There was a noticeable difference in the mediation effect of serum SHBG between men and women, with a higher contribution observed in women. Of interest, previous observational studies have reported similar sexually dimorphic associations between IHL content and serum SHBG [7], in line with the results of the univariate regression analyses in this study [8, 15]. Moreover, genetic studies have reported that variants in the glucokinase regulator gene GCKR, which are associated with higher rates of de novo lipogenesis and IHL content [46], have a stronger, inverse association with serum SHBG in women than in men [47]. However, the biological mechanisms that account for these sex differences remain poorly understood and deserve further investigation.

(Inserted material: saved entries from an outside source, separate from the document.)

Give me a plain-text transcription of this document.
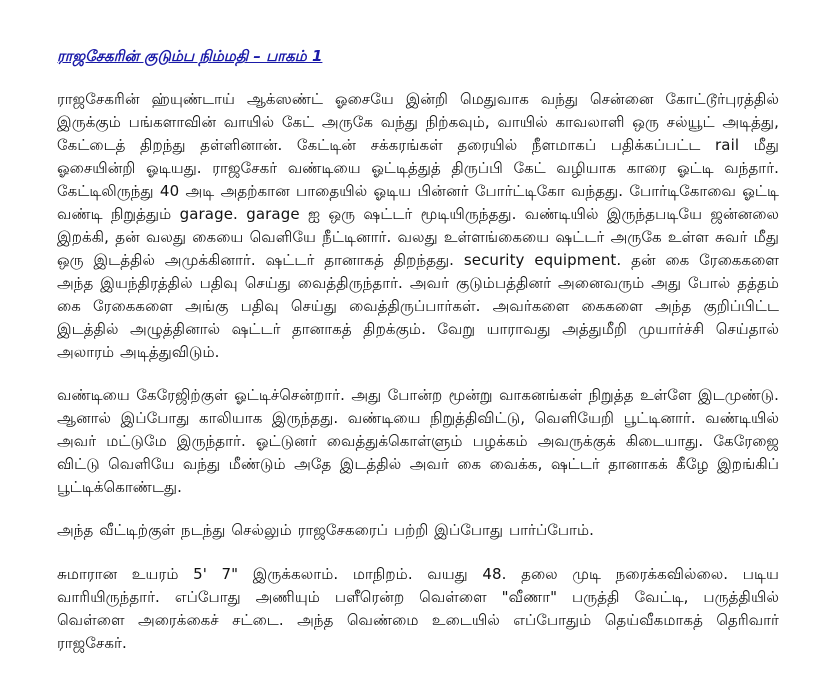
ராஜசேகரின் குடும்ப நிம்மதி – பாகம் 1

ராஜசேகரின் ஹ்யுண்டாய் ஆக்ஸண்ட் ஓசையே இன்றி மெதுவாக வந்து சென்னை கோட்டூர்புரத்தில் இருக்கும் பங்களாவின் வாயில் கேட் அருகே வந்து நிற்கவும், வாயில் காவலாளி ஒரு சல்யூட் அடித்து, கேட்டைத் திறந்து தள்ளினான். கேட்டின் சக்கரங்கள் தரையில் நீளமாகப் பதிக்கப்பட்ட rail மீது ஓசையின்றி ஓடியது. ராஜசேகர் வண்டியை ஓட்டித்துத் திருப்பி கேட் வழியாக காரை ஓட்டி வந்தார். கேட்டிலிருந்து 40 அடி அதற்கான பாதையில் ஓடிய பின்னர் போர்ட்டிகோ வந்தது. போர்டிகோவை ஓட்டி வண்டி நிறுத்தும் garage. garage ஐ ஒரு ஷட்டர் மூடியிருந்தது. வண்டியில் இருந்தபடியே ஜன்னலை இறக்கி, தன் வலது கையை வெளியே நீட்டினார். வலது உள்ளங்கையை ஷட்டர் அருகே உள்ள சுவர் மீது ஒரு இடத்தில் அமுக்கினார். ஷட்டர் தானாகத் திறந்தது. security equipment. தன் கை ரேகைகளை அந்த இயந்திரத்தில் பதிவு செய்து வைத்திருந்தார். அவர் குடும்பத்தினர் அனைவரும் அது போல் தத்தம் கை ரேகைகளை அங்கு பதிவு செய்து வைத்திருப்பார்கள். அவர்களை கைகளை அந்த குறிப்பிட்ட இடத்தில் அழுத்தினால் ஷட்டர் தானாகத் திறக்கும். வேறு யாராவது அத்துமீறி முயார்ச்சி செய்தால் அலாரம் அடித்துவிடும்.

வண்டியை கேரேஜிற்குள் ஓட்டிச்சென்றார். அது போன்ற மூன்று வாகனங்கள் நிறுத்த உள்ளே இடமுண்டு. ஆனால் இப்போது காலியாக இருந்தது. வண்டியை நிறுத்திவிட்டு, வெளியேறி பூட்டினார். வண்டியில் அவர் மட்டுமே இருந்தார். ஓட்டுனர் வைத்துக்கொள்ளும் பழக்கம் அவருக்குக் கிடையாது. கேரேஜை விட்டு வெளியே வந்து மீண்டும் அதே இடத்தில் அவர் கை வைக்க, ஷட்டர் தானாகக் கீழே இறங்கிப் பூட்டிக்கொண்டது.

அந்த வீட்டிற்குள் நடந்து செல்லும் ராஜசேகரைப் பற்றி இப்போது பார்ப்போம்.

சுமாரான உயரம் 5' 7" இருக்கலாம். மாநிறம். வயது 48. தலை முடி நரைக்கவில்லை. படிய வாரியிருந்தார். எப்போது அணியும் பளீரென்ற வெள்ளை "வீணா" பருத்தி வேட்டி, பருத்தியில் வெள்ளை அரைக்கைச் சட்டை. அந்த வெண்மை உடையில் எப்போதும் தெய்வீகமாகத் தெரிவார் ராஜசேகர்.
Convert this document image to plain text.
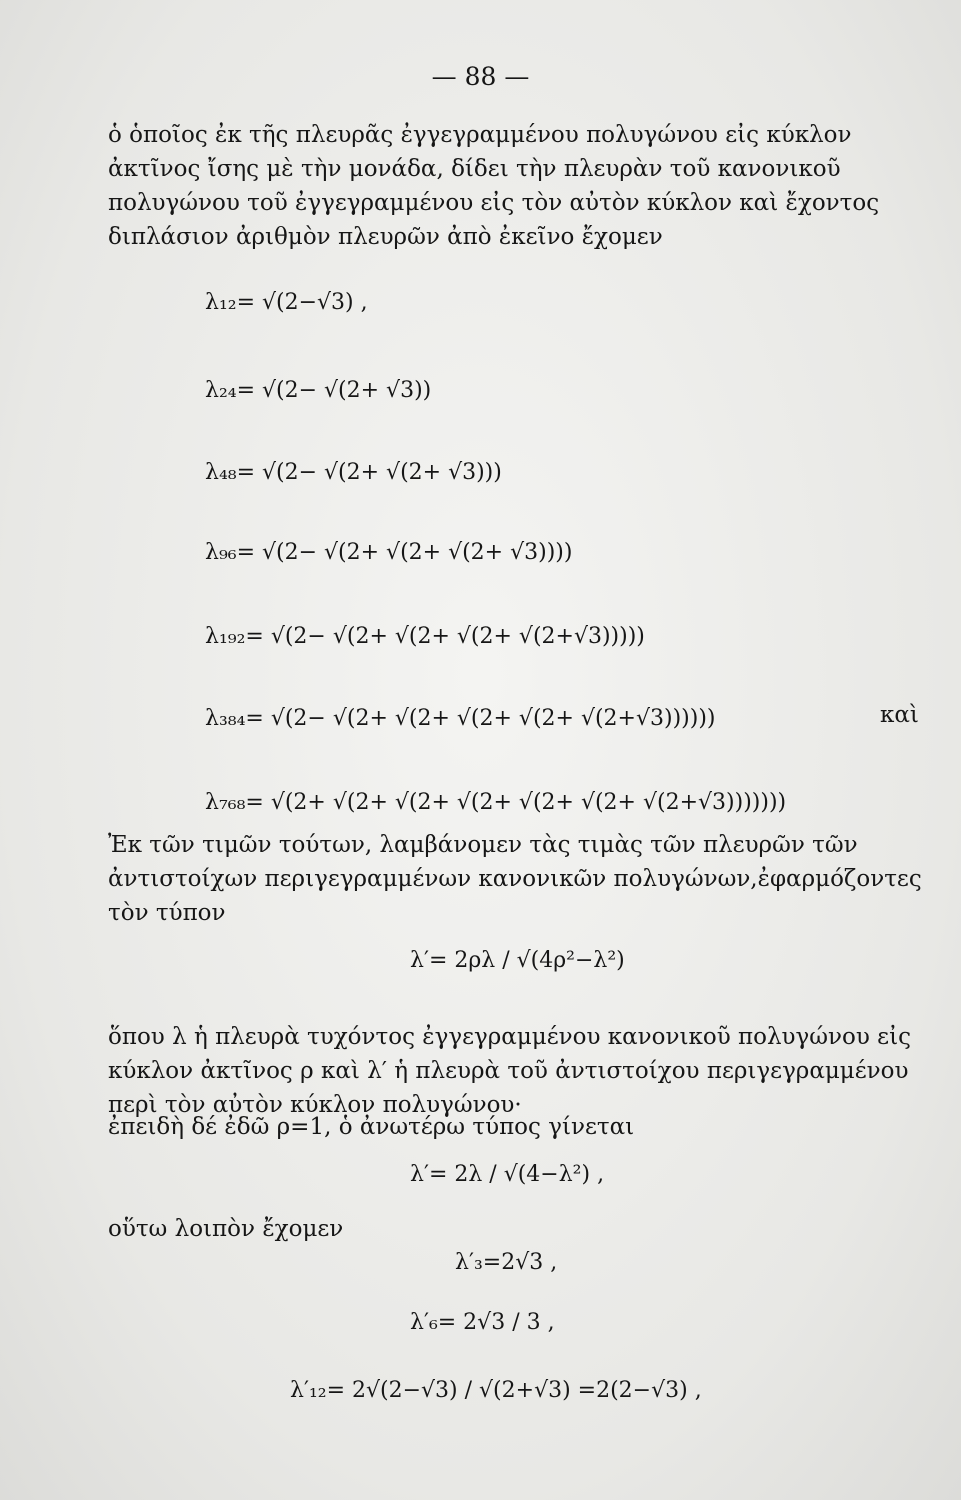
— 88 —
ὁ ὁποῖος ἐκ τῆς πλευρᾶς ἐγγεγραμμένου πολυγώνου εἰς κύκλον ἀκτῖνος ἴσης μὲ τὴν μονάδα, δίδει τὴν πλευρὰν τοῦ κανονικοῦ πολυγώνου τοῦ ἐγγεγραμμένου εἰς τὸν αὐτὸν κύκλον καὶ ἔχοντος διπλάσιον ἀριθμὸν πλευρῶν ἀπὸ ἐκεῖνο ἔχομεν
λ₁₂= √(2−√3) ,
λ₂₄= √(2− √(2+ √3))
λ₄₈= √(2− √(2+ √(2+ √3)))
λ₉₆= √(2− √(2+ √(2+ √(2+ √3))))
λ₁₉₂= √(2− √(2+ √(2+ √(2+ √(2+√3)))))
λ₃₈₄= √(2− √(2+ √(2+ √(2+ √(2+ √(2+√3))))))	καὶ
λ₇₆₈= √(2+ √(2+ √(2+ √(2+ √(2+ √(2+ √(2+√3)))))))
Ἐκ τῶν τιμῶν τούτων, λαμβάνομεν τὰς τιμὰς τῶν πλευρῶν τῶν ἀντιστοίχων περιγεγραμμένων κανονικῶν πολυγώνων,ἐφαρμόζοντες τὸν τύπον
λ′= 2ρλ / √(4ρ²−λ²)
ὅπου λ ἡ πλευρὰ τυχόντος ἐγγεγραμμένου κανονικοῦ πολυγώνου εἰς κύκλον ἀκτῖνος ρ καὶ λ′ ἡ πλευρὰ τοῦ ἀντιστοίχου περιγεγραμμένου περὶ τὸν αὐτὸν κύκλον πολυγώνου·
ἐπειδὴ δέ ἐδῶ ρ=1, ὁ ἀνωτέρω τύπος γίνεται
λ′= 2λ / √(4−λ²) ,
οὕτω λοιπὸν ἔχομεν
λ′₃=2√3 ,
λ′₆= 2√3 / 3 ,
λ′₁₂= 2√(2−√3) / √(2+√3) =2(2−√3) ,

This study has several strengths. By using data from the Maastricht Study, we were able to obtain a large cohort of individuals with oversampling of participants with type 2 diabetes. The extensive phenotyping allowed for adjustment for many well-defined confounders, such as use of oestrogen-containing medication and physical activity, as assessed using an accelerometer. Furthermore, IHL content was quantified using state-of-the-art methodology (i.e. Dixon MRI). This study also had several limitations. First, as a result of the cross-sectional nature of the data, we cannot draw conclusions on causality. Although experimental and genetic studies support the assumptions of causality in this study, we cannot exclude the possibility that, as mentioned above, the associations are bi-directional. Furthermore, although we adjusted for the most important confounders, we cannot exclude the possibility that there may be residual confounding. For instance, other unmeasured confounders such as endogenous oestrogens, thyroid hormone or adipokines, which all affect IHL content, serum SHBG levels and type 2 diabetes, may confound the current mediation analyses. Adjustment for these unmeasured confounders may reduce the strength of the observations. Furthermore, we cannot exclude the possibility that other hepatokines, which are also associated with IHL content [33], also mediate the association between IHL content and type 2 diabetes status [48]; this deserves further investigation. Lastly, the participants in the current study were primarily of European descent, aged between 40 and 75 years, which resulted in a relatively low number of premenopausal women. Caution should therefore be exercised when extrapolating to other groups.

In conclusion, in a large-scale population-based cohort study, we show that serum SHBG is a mediator in the association between IHL content and type 2 diabetes. The mediation effect was larger in women. These findings extend our knowledge on the potential mechanisms that link NAFLD with type 2 diabetes, and emphasise the importance of serum SHBG as a hepatokine. Furthermore, the current data support the concept that increasing serum SHBG (by reduction of IHL content) may be used as a means to reduce type 2 diabetes risk.